Social infrastructure

Three out of four of household heads interviewed as a result of the survey indicated that they had no individual or institution within the community to whom they could turn for help in times of trouble. Less than 7 per cent of respondents felt that they had ever had any assistance from government with respect to land, water, or housing and. to a large degree, households perceived their struggles to survive as being their personal business and not that of a community. The lack of community cohesion and the lack of community-based institutions poses a serious challenge to shelter development strategies that rely on significant levels of investment at the community level because a huge amount of work will have to be done in the first place to create the community structures that such an approach requires. However information gathered as a result of the case studies supports other work carried out in the Caribbean (Women in the Caribbean study by University of the West Indies) that suggests that women operate support networks that function informally but extremely effectively as safety-nets for individuals and, sometimes, households, in crisis. If these networks can be incorporated into initiatives aimed at building community cohesion within low-income settlements the success of the initiatives is likely to be enhanced greatly.

Recommendations

1. Adequate water supply is important for all households, but it is particularly important for women who generally tend to be responsible for washing and hygeine in the household. The current policy of installing water supplies on a total-cost-recovery basis can lead to severe deterioration in the water-supply system, a deterioration which has a particularly negative impact on women and children. The costs of providing water through a public standpipe system and of allowing private water connections without owner-occupier status being established may well be higher in the long term than the cost that these connections would entail to the national economy. Indirect costs of lack of water are particularly important with respect to health costs.

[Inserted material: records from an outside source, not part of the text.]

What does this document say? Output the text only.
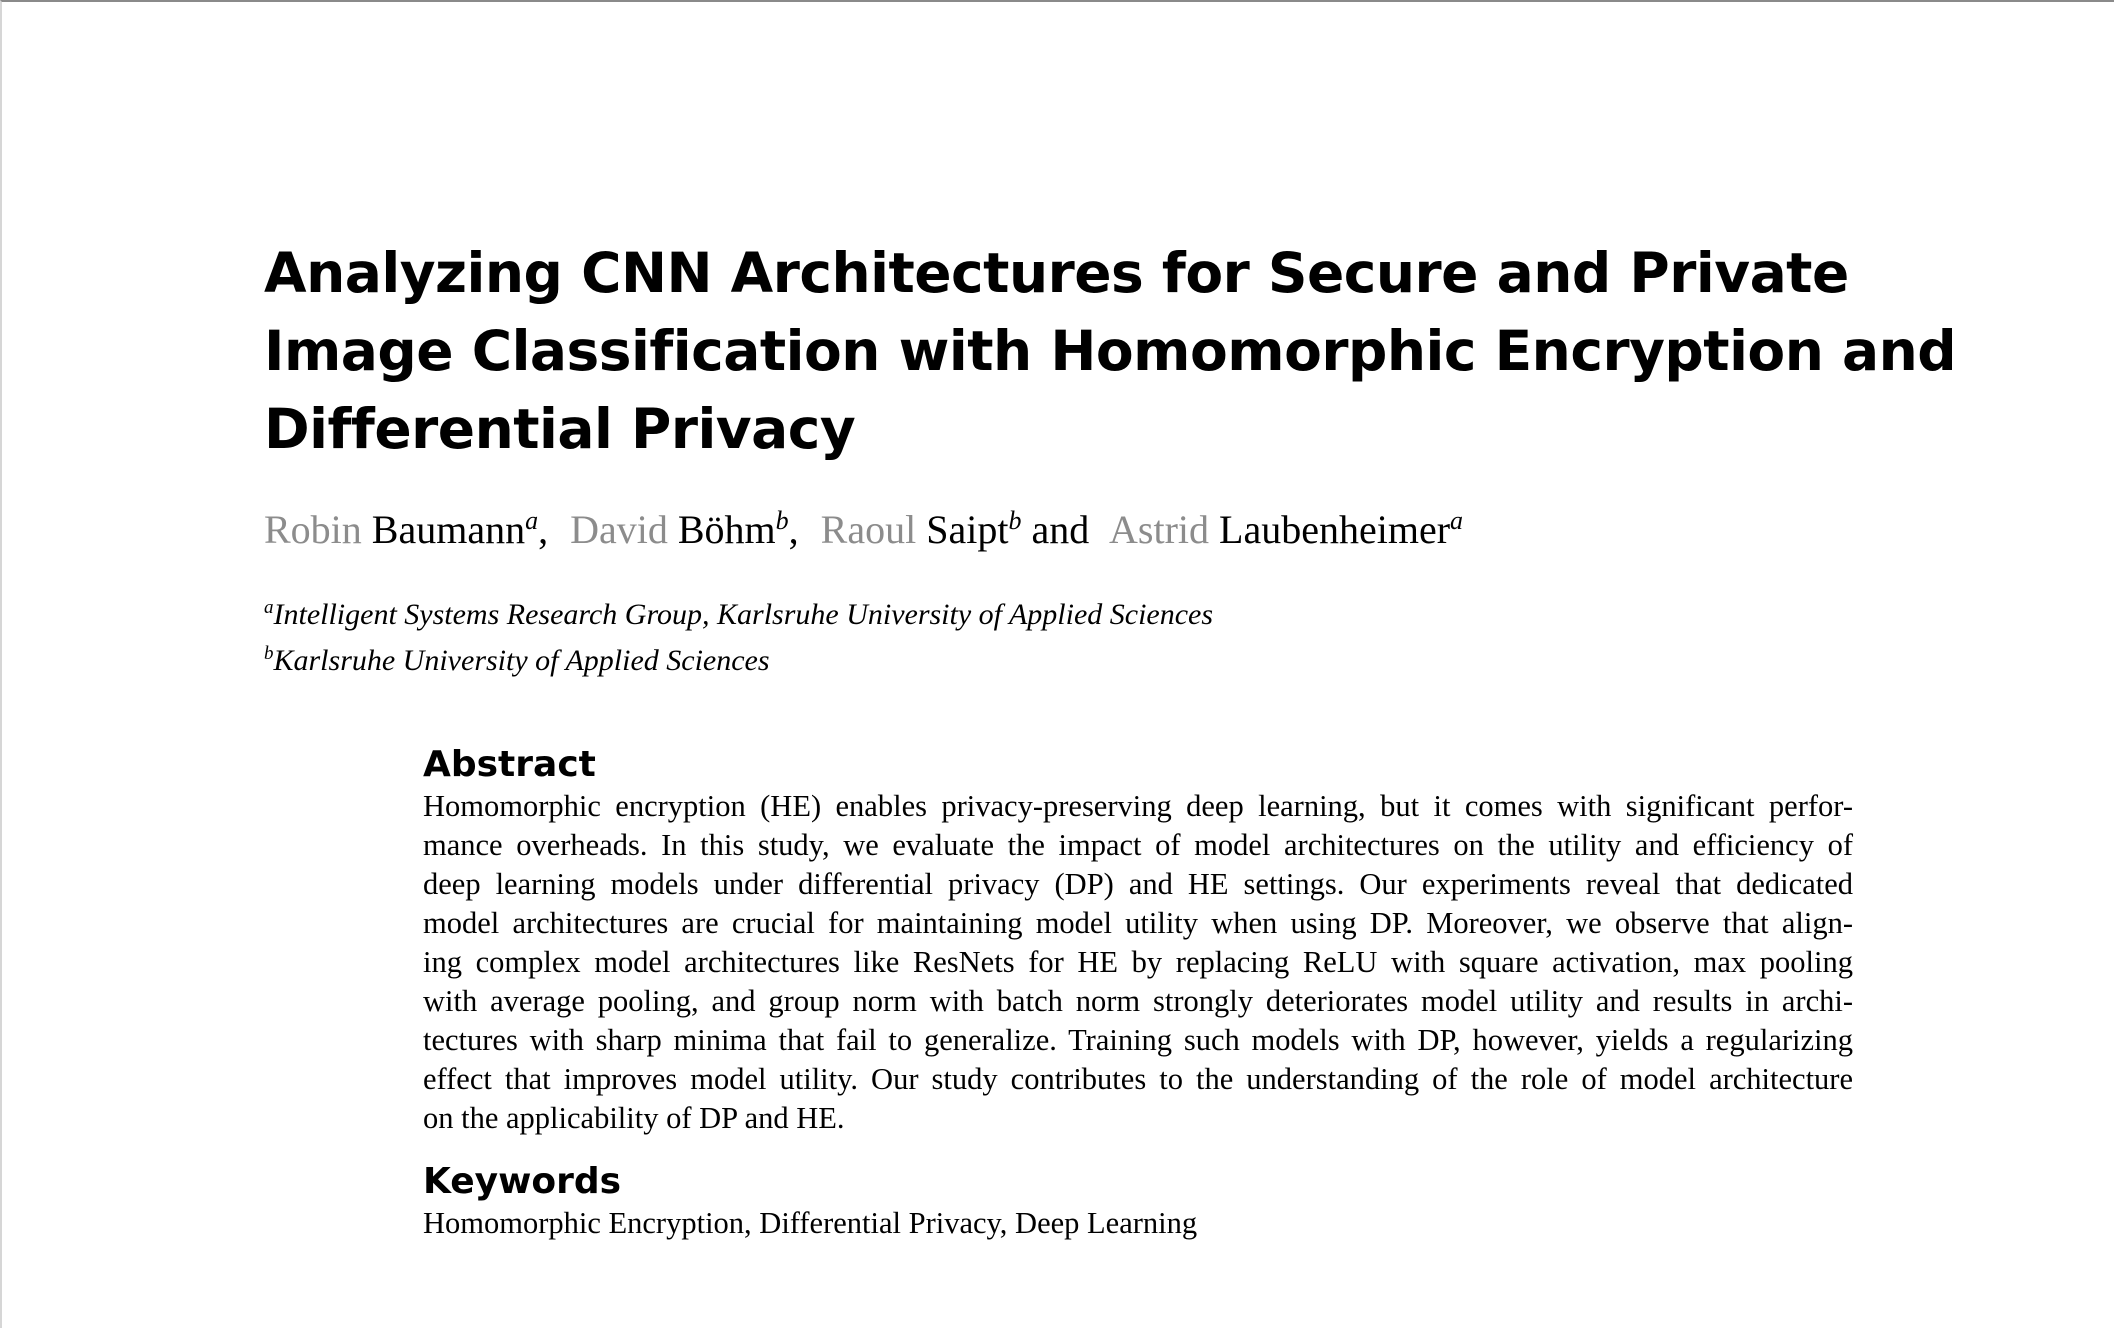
Analyzing CNN Architectures for Secure and Private
Image Classification with Homomorphic Encryption and
Differential Privacy
Robin Baumann$^a$, David Böhm$^b$, Raoul Saipt$^b$ and Astrid Laubenheimer$^a$
$^a$Intelligent Systems Research Group, Karlsruhe University of Applied Sciences
$^b$Karlsruhe University of Applied Sciences
Abstract
Homomorphic encryption (HE) enables privacy-preserving deep learning, but it comes with significant perfor-
mance overheads. In this study, we evaluate the impact of model architectures on the utility and efficiency of
deep learning models under differential privacy (DP) and HE settings. Our experiments reveal that dedicated
model architectures are crucial for maintaining model utility when using DP. Moreover, we observe that align-
ing complex model architectures like ResNets for HE by replacing ReLU with square activation, max pooling
with average pooling, and group norm with batch norm strongly deteriorates model utility and results in archi-
tectures with sharp minima that fail to generalize. Training such models with DP, however, yields a regularizing
effect that improves model utility. Our study contributes to the understanding of the role of model architecture
on the applicability of DP and HE.
Keywords
Homomorphic Encryption, Differential Privacy, Deep Learning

Further work should be carried out on women's real access to water and the effects that it has on their and their children's lives. Implications for national water policy should be clearly delineated and steps taken to act on them.

2. Information on safe pit-latrine construction techniques should be made available to women as well as men who live in areas where no mains sewer system exists. This information should preferably approach the whole question of sewage disposal from the perspective of a woman who has responsibility for designing her own system and should be well illustrated with women evident in the illustrations as active participants in the building process.

3. Many low-income settlements lack the social cohesion normally associated with the term community. Shelter interventions often ignore this fact. The most successful interventions have often been those that have incorporated, from the beginning of the project, a community development component.

Unfortunately budgetary cuts within the public sector often entail the cutting of the rare community services divisions of housing development agencies. Community service divisions should, on the contrary, be strengthened so that their capacity for outreach is improved. Community service workers should be trained in appropriate community development methods.

4. Non-governmental organizations and community-based organizations often operate very successfully at the community level because of their ability to relate to low-income people directly. Their activities should be supported and their capacity to act in shelter-related areas should be strengthened. A special emphasis should be placed on support for such organizations that have a clear policy of support for women's activities and concerns.